I was talking with the ever smart Jeff Brown who does the Read to Lead Podcast (one of my favorites), and we were talking about how podcasting is just booming. Jeff runs a Podcaster Academy. I co-founded PodCamp, etc. It’s a big topic these days.
Jeff said that once at his former job in radio, someone said, “You can’t kill radio. No one will ever listen to a traffic report on a podcast.”
You Will Never See Us Coming
What the guy didn’t know was that podcasting didn’t have to replace traffic reports. Waze did. So we no longer have to suffer through morning drive time formula to hope to catch a word or two about the road we’re likely already on because now an app does that so much better, and we can just listen to the shows we like instead.
That’s how innovation actually works. It’s rarely a direct port from one experience to another. That person felt that traffic was the “secret sauce” of terrestrial radio, but that’s so far from the truth, it’s hilarious. For a certain demographic right now, maybe? But that’s not even as true as it used to be. Look how rare it is to see someone of ANY age without a smart phone. From babies to the ancient ones, smart phones (and thus the ability to make your own traffic report) are ubiquitous.

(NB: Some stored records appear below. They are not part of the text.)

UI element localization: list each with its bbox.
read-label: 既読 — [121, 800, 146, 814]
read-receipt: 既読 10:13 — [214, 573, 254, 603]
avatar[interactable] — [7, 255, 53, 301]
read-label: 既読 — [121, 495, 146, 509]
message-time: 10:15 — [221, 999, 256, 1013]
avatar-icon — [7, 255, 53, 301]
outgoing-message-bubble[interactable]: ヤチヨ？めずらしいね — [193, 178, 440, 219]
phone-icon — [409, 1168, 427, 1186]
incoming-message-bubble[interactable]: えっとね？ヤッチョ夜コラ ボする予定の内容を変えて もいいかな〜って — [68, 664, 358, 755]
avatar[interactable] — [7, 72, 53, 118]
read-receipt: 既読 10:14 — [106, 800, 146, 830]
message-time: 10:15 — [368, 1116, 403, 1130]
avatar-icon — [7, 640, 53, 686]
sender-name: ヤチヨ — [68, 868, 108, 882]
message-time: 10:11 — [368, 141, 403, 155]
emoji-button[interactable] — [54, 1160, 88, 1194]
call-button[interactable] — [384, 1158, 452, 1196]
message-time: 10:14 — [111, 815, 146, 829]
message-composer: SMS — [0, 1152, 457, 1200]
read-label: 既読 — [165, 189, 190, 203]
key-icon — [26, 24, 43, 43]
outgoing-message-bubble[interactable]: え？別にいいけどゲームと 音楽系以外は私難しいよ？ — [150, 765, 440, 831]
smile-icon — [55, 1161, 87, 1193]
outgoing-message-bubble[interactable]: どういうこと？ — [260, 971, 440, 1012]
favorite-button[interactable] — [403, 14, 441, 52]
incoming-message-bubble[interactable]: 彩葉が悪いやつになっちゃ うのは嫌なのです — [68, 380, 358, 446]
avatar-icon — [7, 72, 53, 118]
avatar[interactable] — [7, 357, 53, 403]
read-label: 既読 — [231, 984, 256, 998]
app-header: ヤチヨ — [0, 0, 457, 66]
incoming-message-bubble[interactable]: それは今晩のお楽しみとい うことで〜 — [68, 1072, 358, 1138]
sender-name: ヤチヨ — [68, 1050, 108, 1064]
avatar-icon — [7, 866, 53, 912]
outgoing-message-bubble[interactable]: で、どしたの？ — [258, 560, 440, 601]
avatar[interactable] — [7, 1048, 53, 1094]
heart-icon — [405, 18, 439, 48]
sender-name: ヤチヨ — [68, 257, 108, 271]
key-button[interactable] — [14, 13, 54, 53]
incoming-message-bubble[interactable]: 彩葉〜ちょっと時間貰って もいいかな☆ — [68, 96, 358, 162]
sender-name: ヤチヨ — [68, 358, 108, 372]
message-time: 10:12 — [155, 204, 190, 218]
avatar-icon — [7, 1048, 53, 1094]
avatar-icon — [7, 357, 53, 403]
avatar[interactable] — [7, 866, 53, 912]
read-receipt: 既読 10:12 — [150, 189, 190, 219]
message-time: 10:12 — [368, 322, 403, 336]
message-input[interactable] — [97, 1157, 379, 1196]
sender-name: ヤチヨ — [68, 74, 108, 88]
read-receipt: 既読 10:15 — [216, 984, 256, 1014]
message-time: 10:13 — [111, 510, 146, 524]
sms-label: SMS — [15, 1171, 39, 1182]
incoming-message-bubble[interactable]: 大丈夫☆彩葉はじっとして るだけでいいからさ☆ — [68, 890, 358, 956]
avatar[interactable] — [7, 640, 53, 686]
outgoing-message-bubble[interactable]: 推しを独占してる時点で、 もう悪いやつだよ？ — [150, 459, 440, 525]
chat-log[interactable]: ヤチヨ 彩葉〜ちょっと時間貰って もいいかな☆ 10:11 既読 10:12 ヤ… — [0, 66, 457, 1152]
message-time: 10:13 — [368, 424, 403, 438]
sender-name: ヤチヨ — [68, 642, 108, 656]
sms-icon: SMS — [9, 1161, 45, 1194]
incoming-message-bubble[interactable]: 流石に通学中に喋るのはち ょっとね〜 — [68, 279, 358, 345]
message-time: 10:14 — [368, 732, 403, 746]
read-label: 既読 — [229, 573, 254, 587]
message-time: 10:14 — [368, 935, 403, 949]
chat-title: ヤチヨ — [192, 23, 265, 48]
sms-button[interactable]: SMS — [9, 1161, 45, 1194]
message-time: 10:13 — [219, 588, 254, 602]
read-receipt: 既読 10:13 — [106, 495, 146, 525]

Innovation works that way. Learning and knowledge are rarely linear. These moments jump tracks.
So what do you do with this?
Focus on the Needs
People don’t need cars. They need to get from one place to another. People don’t need “phones.” They need to communicate. People don’t need “cities” *or* “suburbs.” They need a place to put their things and a place to sleep and a place to eat.
Jacq and I stayed in a beautiful cabin this past weekend because Airbnb makes it easier. If I need a place to gather myself in NYC, I can use Breather to find something very specific.
Focus on the needs and the intentions and you’ll get closer to understanding where the universe is headed. Not always, but enough times. Or even once. If you’re the person way ahead of the curve, then you win.